Geringe Umformkräften ermöglichen Bauteilefertigung am Einsatzort

Diese Untersuchung zeigt das Potenzial eines Schichtverbundwerkstoffes sowie fertigungstechnische Aspekte anhand eines Funktionsmusters auf. Die Übertragung auf einen Reflektorspiegel in Originalgröße wäre ein nächster möglicher Schritt. Der Vorteil einer solchen einfachen Fertigungstechnik mit sehr geringen Umformkräften besteht auch darin, Bauteile am Einsatzort fertigen zu können.
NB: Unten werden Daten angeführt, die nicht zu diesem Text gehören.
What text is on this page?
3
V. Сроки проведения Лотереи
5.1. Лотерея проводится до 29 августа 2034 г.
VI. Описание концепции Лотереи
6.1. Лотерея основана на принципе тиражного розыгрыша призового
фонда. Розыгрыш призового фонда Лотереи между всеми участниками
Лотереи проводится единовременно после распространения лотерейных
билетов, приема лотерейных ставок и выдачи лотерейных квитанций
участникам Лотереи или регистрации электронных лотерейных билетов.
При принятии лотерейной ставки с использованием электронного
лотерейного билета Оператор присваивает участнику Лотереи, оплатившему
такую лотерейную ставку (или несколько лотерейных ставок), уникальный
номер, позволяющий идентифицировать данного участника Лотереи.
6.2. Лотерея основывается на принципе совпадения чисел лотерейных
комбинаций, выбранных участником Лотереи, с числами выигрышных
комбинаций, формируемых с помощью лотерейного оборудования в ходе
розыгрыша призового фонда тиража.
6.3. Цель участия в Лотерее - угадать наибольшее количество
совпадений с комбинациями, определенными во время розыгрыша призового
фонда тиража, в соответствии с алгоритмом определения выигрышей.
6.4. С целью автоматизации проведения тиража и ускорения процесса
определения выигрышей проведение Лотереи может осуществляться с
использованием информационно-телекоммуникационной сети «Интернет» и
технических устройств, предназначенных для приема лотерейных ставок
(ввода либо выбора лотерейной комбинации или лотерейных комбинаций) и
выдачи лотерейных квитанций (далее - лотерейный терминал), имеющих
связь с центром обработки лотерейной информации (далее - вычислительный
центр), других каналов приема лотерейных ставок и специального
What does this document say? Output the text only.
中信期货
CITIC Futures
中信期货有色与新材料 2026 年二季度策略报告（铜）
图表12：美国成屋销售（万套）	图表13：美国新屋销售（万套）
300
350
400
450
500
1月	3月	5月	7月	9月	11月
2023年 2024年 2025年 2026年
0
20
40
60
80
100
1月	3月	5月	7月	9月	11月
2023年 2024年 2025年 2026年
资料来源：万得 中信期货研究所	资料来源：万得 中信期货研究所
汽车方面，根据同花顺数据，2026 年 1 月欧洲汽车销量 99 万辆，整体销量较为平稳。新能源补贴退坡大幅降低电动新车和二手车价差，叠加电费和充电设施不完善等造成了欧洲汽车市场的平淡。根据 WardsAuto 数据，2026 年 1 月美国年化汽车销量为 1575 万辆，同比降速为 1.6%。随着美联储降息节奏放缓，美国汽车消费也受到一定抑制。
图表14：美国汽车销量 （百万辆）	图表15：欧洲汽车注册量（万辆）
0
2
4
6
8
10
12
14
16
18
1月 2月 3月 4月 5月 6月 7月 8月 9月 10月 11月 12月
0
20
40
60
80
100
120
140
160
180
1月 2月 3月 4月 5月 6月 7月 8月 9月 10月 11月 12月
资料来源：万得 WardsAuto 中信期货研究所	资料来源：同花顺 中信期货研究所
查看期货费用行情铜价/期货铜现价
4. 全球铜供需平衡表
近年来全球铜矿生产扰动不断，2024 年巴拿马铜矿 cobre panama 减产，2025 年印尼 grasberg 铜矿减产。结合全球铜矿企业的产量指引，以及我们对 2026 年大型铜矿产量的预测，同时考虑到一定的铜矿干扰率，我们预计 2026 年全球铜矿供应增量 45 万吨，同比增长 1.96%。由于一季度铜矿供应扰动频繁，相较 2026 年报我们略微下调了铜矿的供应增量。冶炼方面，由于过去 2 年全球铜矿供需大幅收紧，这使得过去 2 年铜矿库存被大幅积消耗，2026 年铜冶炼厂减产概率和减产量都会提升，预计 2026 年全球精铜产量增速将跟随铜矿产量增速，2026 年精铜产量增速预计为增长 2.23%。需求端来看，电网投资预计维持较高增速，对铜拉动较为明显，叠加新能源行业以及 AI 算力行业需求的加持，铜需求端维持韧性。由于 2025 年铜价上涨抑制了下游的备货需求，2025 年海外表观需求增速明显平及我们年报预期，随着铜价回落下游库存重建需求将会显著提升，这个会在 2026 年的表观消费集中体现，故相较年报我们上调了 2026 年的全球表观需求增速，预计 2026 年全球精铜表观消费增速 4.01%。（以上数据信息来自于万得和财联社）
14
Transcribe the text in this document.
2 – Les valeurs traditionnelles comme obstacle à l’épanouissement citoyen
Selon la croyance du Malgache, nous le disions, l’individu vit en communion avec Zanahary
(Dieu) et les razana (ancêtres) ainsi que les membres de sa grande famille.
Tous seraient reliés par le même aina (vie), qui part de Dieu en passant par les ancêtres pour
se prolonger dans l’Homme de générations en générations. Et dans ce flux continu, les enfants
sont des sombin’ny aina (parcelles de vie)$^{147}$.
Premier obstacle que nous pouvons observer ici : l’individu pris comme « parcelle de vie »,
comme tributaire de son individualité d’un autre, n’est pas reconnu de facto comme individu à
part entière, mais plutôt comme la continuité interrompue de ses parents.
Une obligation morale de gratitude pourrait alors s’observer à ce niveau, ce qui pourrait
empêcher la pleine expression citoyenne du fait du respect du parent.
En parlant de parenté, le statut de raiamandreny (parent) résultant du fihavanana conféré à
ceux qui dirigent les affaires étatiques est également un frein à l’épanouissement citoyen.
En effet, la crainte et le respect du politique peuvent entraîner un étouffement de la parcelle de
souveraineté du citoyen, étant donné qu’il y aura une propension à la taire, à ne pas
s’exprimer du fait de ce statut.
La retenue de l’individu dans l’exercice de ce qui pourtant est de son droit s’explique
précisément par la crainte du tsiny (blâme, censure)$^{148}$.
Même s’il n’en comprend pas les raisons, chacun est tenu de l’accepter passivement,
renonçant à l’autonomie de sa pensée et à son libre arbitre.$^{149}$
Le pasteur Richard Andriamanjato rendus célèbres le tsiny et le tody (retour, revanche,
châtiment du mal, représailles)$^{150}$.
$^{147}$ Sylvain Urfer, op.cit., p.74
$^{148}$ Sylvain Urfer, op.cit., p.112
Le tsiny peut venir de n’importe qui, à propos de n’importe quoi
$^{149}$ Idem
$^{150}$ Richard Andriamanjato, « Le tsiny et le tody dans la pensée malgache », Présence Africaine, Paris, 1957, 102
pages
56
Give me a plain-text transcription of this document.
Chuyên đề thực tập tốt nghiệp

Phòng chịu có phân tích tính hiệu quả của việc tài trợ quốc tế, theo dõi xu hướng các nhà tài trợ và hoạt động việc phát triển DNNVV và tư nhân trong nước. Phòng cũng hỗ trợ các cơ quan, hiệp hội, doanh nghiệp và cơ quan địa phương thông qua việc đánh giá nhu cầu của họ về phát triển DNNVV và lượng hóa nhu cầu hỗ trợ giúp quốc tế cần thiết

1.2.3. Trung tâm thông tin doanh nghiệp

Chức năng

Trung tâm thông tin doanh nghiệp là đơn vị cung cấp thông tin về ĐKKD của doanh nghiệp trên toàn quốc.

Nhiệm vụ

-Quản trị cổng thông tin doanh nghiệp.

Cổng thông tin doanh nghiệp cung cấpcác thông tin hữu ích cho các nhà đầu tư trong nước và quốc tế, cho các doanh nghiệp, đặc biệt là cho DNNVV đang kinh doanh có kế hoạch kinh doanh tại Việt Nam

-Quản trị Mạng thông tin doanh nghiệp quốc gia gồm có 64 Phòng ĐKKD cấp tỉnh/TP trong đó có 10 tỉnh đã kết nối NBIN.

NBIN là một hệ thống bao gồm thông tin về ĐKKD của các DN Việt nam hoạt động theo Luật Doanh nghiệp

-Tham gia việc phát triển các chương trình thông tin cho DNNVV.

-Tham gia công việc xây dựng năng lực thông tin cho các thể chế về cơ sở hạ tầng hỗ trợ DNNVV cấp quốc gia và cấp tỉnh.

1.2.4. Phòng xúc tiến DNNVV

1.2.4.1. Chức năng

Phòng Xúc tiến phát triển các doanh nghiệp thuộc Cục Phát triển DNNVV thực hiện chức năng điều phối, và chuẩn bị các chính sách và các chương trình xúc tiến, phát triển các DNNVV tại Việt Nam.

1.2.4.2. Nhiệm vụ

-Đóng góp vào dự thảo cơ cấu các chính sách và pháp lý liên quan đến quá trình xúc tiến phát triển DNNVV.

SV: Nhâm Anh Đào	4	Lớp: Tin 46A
Grundlegende Voraussetzung für funktionsfähige Reflektoren aus Blech sind jedoch leistungsfähige und langzeitbeständige Reflexionsschichten sowie ein erstklassiger Schichtverbund. Diesbezüglich werden Forschungsarbeiten bei den jeweiligen Herstellern und in zahlreichen Forschungseinrichtungen durchgeführt.

Der Einsatz solcher Spiegel zur solaren Strom- und Prozesswärmeerzeugung liegt vor allem in sonnenreichen Regionen, wie beispielsweise Nordafrika, dem Südwesten der USA oder Südspanien, jedoch ist ebenfalls ein Einsatz in Kollektoren zur Warmwassererzeugung denkbar, die ebenfalls in sonnenärmeren Regionen, wie beispielsweise Mitteleuropa, zum Einsatz kommen können.